AMAC Exclusive – By Ben Solis
In recent weeks, President Joe Biden has attempted to defend his administration’s handling of the border by claiming that illegal border crossers are “fleeing communism” – just the latest messaging ploy from the administration as the United States faces its worst immigration crisis in recent memory.
While it is true that some migrants do come from communist countries (although not nearly as many as Biden suggests) the administration’s misleading rhetoric ignores two basic realities: First, victims of communist oppression or not, the United States is not equipped to safely vet and admit millions of refugees. Second, it is Biden’s own leniency toward communist regimes in the Western Hemisphere that has emboldened those governments to crack down even harder on their populations, spurring even more individuals and families to risk the dangerous journey north.
Biden first invoked the communism excuse last month following a Customs and Border Patrol announcement that more than 158,000 immigrants were apprehended in August, bringing the 11-month tally so far for FY 2022 to more than 2 million. “There are fewer immigrants coming from Central America and from Mexico. This is a totally different circumstance,” Biden said, dodging the original question about why the border is so overwhelmed under his watch. “What’s on my watch now is Venezuela, Cuba, and Nicaragua,” Biden said.
White House Press Secretary Karine Jean-Pierre doubled down on Biden’s statements later on in the day, saying “these people are fleeing communism…Failing authoritarian regimes in Venezuela as well as Nicaragua and Cuba are causing a new migration challenge across the Western Hemisphere.

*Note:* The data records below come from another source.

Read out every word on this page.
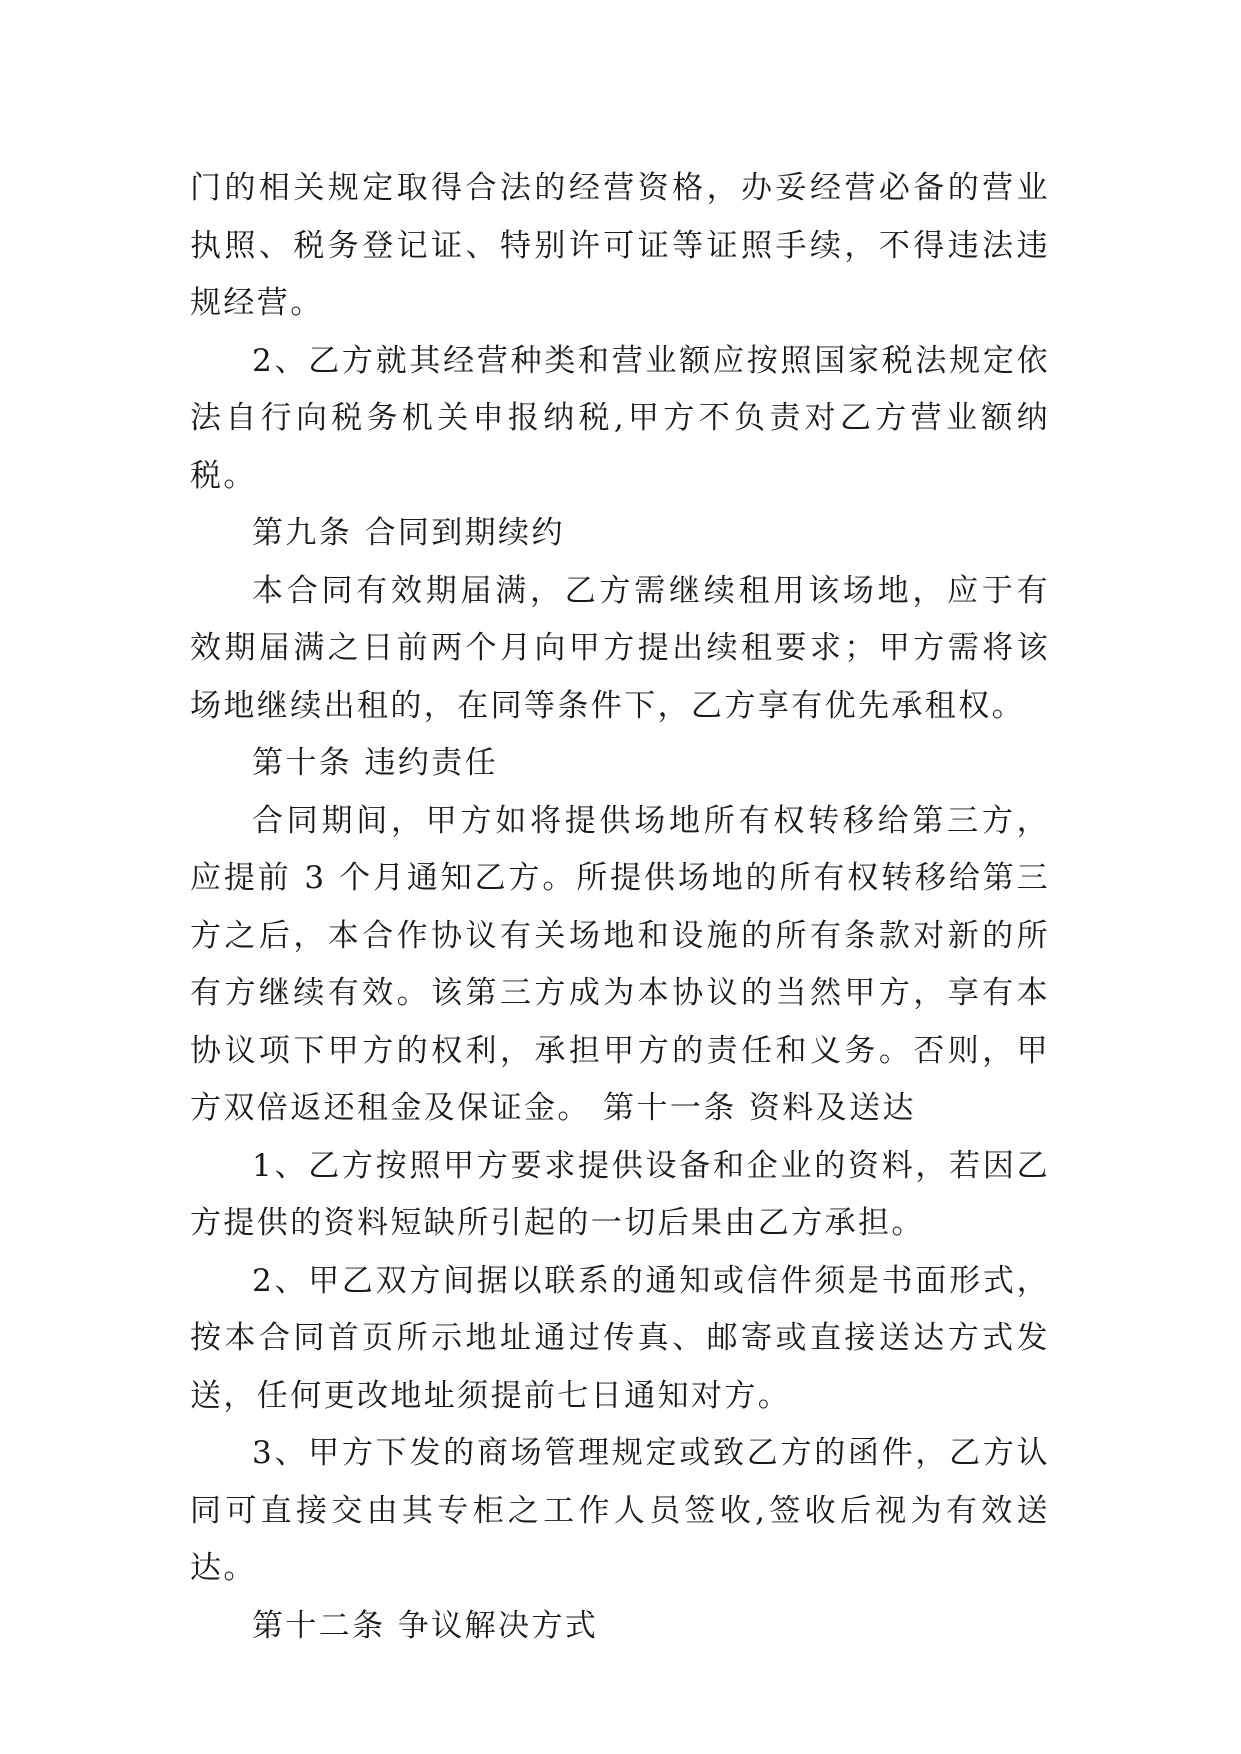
门的相关规定取得合法的经营资格，办妥经营必备的营业执照、税务登记证、特别许可证等证照手续，不得违法违规经营。

2、乙方就其经营种类和营业额应按照国家税法规定依法自行向税务机关申报纳税,甲方不负责对乙方营业额纳税。

第九条 合同到期续约

本合同有效期届满，乙方需继续租用该场地，应于有效期届满之日前两个月向甲方提出续租要求；甲方需将该场地继续出租的，在同等条件下，乙方享有优先承租权。

第十条 违约责任

合同期间，甲方如将提供场地所有权转移给第三方，应提前 3 个月通知乙方。所提供场地的所有权转移给第三方之后，本合作协议有关场地和设施的所有条款对新的所有方继续有效。该第三方成为本协议的当然甲方，享有本协议项下甲方的权利，承担甲方的责任和义务。否则，甲方双倍返还租金及保证金。 第十一条 资料及送达

1、乙方按照甲方要求提供设备和企业的资料，若因乙方提供的资料短缺所引起的一切后果由乙方承担。

2、甲乙双方间据以联系的通知或信件须是书面形式，按本合同首页所示地址通过传真、邮寄或直接送达方式发送，任何更改地址须提前七日通知对方。

3、甲方下发的商场管理规定或致乙方的函件，乙方认同可直接交由其专柜之工作人员签收,签收后视为有效送达。

第十二条 争议解决方式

So, what we’re seeing is a new pattern.”
Migrants entering the United States from these communist countries have indeed been more numerous in 2022, according to CBP data. But people fleeing communist regimes still only account for about 35 percent of the total number of migrants who have entered the country illegally this year – hardly justifying the sweeping generalization invoked by the Biden administration.
Moreover, to the extent that immigration from communist countries has increased, Biden has had a direct hand in creating the conditions that have incentivized it. In April, before Biden liberalized relations with Havana, Cuban opposition leaders warned the White House that not only would opening up U.S.-Cuban relations motivate more people to flee northward, the Cuban regime would also tighten their brutal control over the country.

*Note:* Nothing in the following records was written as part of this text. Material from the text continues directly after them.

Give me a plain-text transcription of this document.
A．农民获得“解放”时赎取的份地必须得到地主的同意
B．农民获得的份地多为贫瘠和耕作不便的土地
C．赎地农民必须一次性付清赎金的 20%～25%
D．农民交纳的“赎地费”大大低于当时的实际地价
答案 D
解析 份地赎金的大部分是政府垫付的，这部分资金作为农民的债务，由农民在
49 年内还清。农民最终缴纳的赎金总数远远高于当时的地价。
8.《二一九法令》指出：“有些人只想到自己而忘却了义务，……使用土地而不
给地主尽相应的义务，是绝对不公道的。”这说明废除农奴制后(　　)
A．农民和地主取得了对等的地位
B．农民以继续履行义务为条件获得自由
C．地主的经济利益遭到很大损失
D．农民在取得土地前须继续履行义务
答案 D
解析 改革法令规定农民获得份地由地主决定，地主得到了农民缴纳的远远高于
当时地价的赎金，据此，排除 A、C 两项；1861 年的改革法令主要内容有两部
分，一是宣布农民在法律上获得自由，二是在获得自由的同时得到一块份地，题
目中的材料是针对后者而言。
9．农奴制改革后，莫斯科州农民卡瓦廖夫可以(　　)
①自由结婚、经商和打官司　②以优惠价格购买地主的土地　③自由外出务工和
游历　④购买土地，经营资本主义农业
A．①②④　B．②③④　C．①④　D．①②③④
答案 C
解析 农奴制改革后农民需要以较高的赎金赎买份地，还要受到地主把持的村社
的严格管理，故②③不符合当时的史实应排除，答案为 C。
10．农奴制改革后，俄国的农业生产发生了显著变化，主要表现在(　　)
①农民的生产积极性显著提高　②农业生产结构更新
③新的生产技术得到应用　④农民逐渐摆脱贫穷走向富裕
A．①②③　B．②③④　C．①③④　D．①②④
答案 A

Sure enough, the regime pursued a renewed crackdown on dissent as soon as Biden softened sanctions and returned to Obama’s lenient policies toward Cuba, including providing more visas for members of the government bureaucracy.
Jose Daniel Ferrer in particular, the leader of the largest opposition group on the country, UNPACU, alerted Democrats in Washington that such liberalization would embolden the regime akin to when the E.U. implemented similar concessions. Soon after Biden’s policy changes, the regime imprisoned Ferrer and subjected him to various torture methods, including sleep deprivation, exposure to loud music, and denial of ventilation and light. Ferrer has been deprived of all rights, including the right to participate in religious services. Ferrer’s wife was denied contact with her husband for nearly two months, and only then was allowed 15 minutes of visitation.

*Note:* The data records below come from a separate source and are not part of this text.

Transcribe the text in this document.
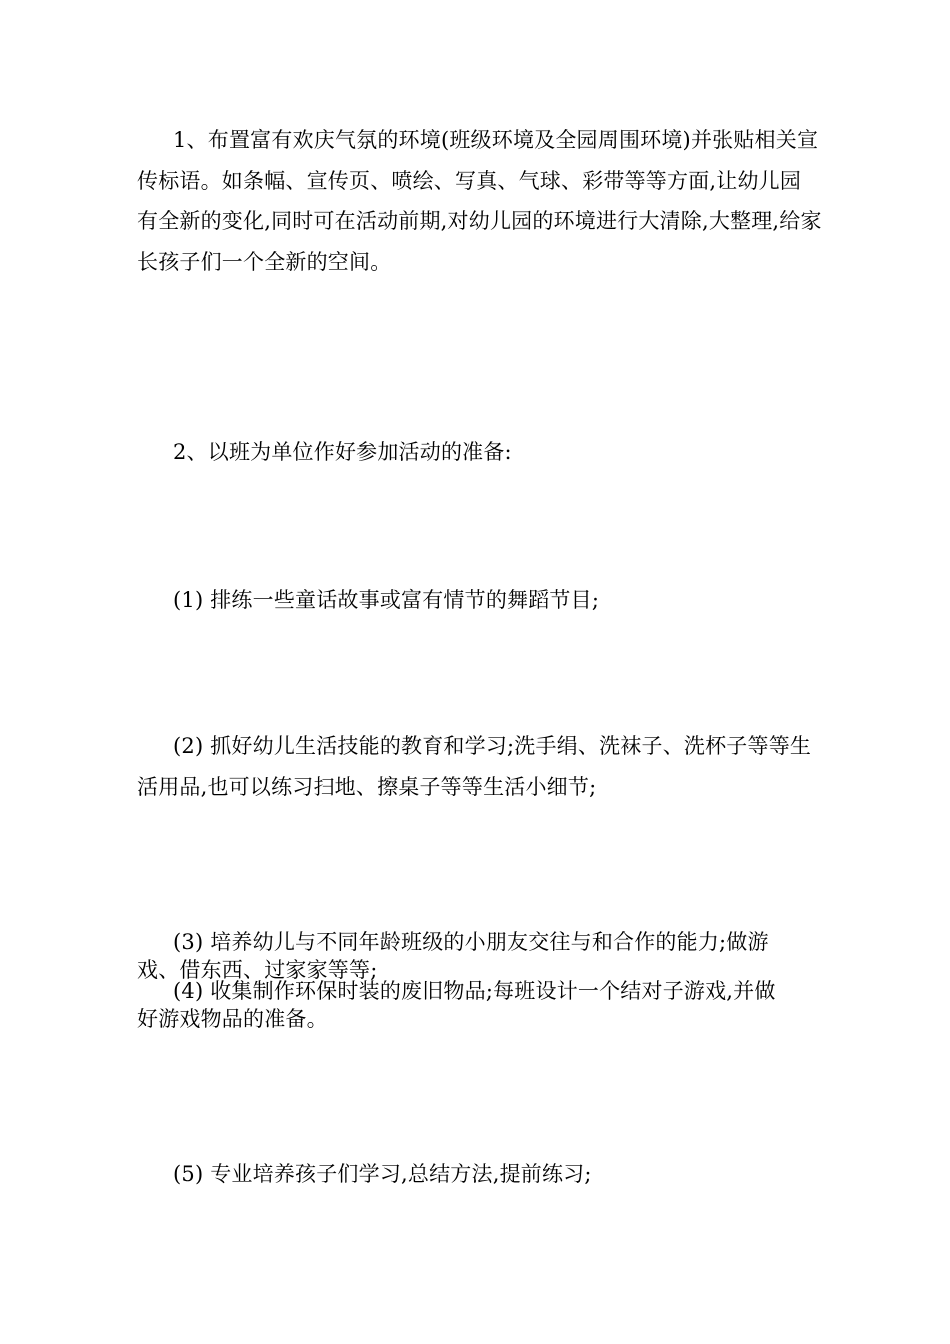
1、布置富有欢庆气氛的环境(班级环境及全园周围环境)并张贴相关宣传标语。如条幅、宣传页、喷绘、写真、气球、彩带等等方面,让幼儿园有全新的变化,同时可在活动前期,对幼儿园的环境进行大清除,大整理,给家长孩子们一个全新的空间。

2、以班为单位作好参加活动的准备:

(1) 排练一些童话故事或富有情节的舞蹈节目;

(2) 抓好幼儿生活技能的教育和学习;洗手绢、洗袜子、洗杯子等等生活用品,也可以练习扫地、擦桌子等等生活小细节;

(3) 培养幼儿与不同年龄班级的小朋友交往与和合作的能力;做游
戏、借东西、过家家等等;
(4) 收集制作环保时装的废旧物品;每班设计一个结对子游戏,并做
好游戏物品的准备。

(5) 专业培养孩子们学习,总结方法,提前练习;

Since May, the Cuban secret police have also conducted nightly raids of opposition members. The prominent Ladies in White movement, a group of wives, daughters, and relatives of jailed dissidents, has experienced a wave of terror. Recently, at least 12 members of the group were arrested outside a church entrance following religious services.
The Biden administration has exhibited no ability or inclination to show even small gestures in defense of the Cuban opposition, like tweeting names of the prisoners of conscience while demanding their release – a policy that the Trump administration, including Secretary of State Mike Pompeo, pursued regularly. Cuban opposition leaders have said these gestures boost their morale and debilitate the regime. Asked what impact criticism by U.S. officials of human rights violations in Cuba had on Cuban dissidents, Jose Daniel Ferrer said that the opposition always benefits from pressure against the regime, including on social media.
With their liberalization of relations toward Cuba, the Biden administration has in effect convinced the regime that it does not have to stop these persecutions in order to achieve its goals. As a result, the regime’s oppression has only increased, driving even more Cubans to risk everything to escape it. A new report by the Cuban Human Rights Observatory documents more than 1,100 violations of political prisoners’ rights since August alone.
Biden’s energy policies have also emboldened the communist regime in Venezuela, indirectly spurring migration from that country as well. In March, following soaring gas prices as a result of his own anti-American energy policies and the war in Ukraine, Biden was forced to float a rapprochement with the Maduro regime, begging them for oil and ceding all leverage that the U.S. had there. Maduro has thus been able to extend his brutal reign with little opposition, again spurring people to flee.
The illegal immigration crisis has thus only further underscored Biden’s failures in other parts of his foreign policy. While it is highly misleading for the President to claim that the border crisis is because of people “fleeing communism,” it is nonetheless true that by failing to use sanctions and other economic tools that can force communist regimes to respect human rights, Biden has directly exacerbated the conditions that lead to mass migration movements. While Biden continues to blame anyone but himself for the border crisis, he is nonetheless the most at fault for it.
Ben Solis is the pen name of an international affairs journalist, historian, and researcher.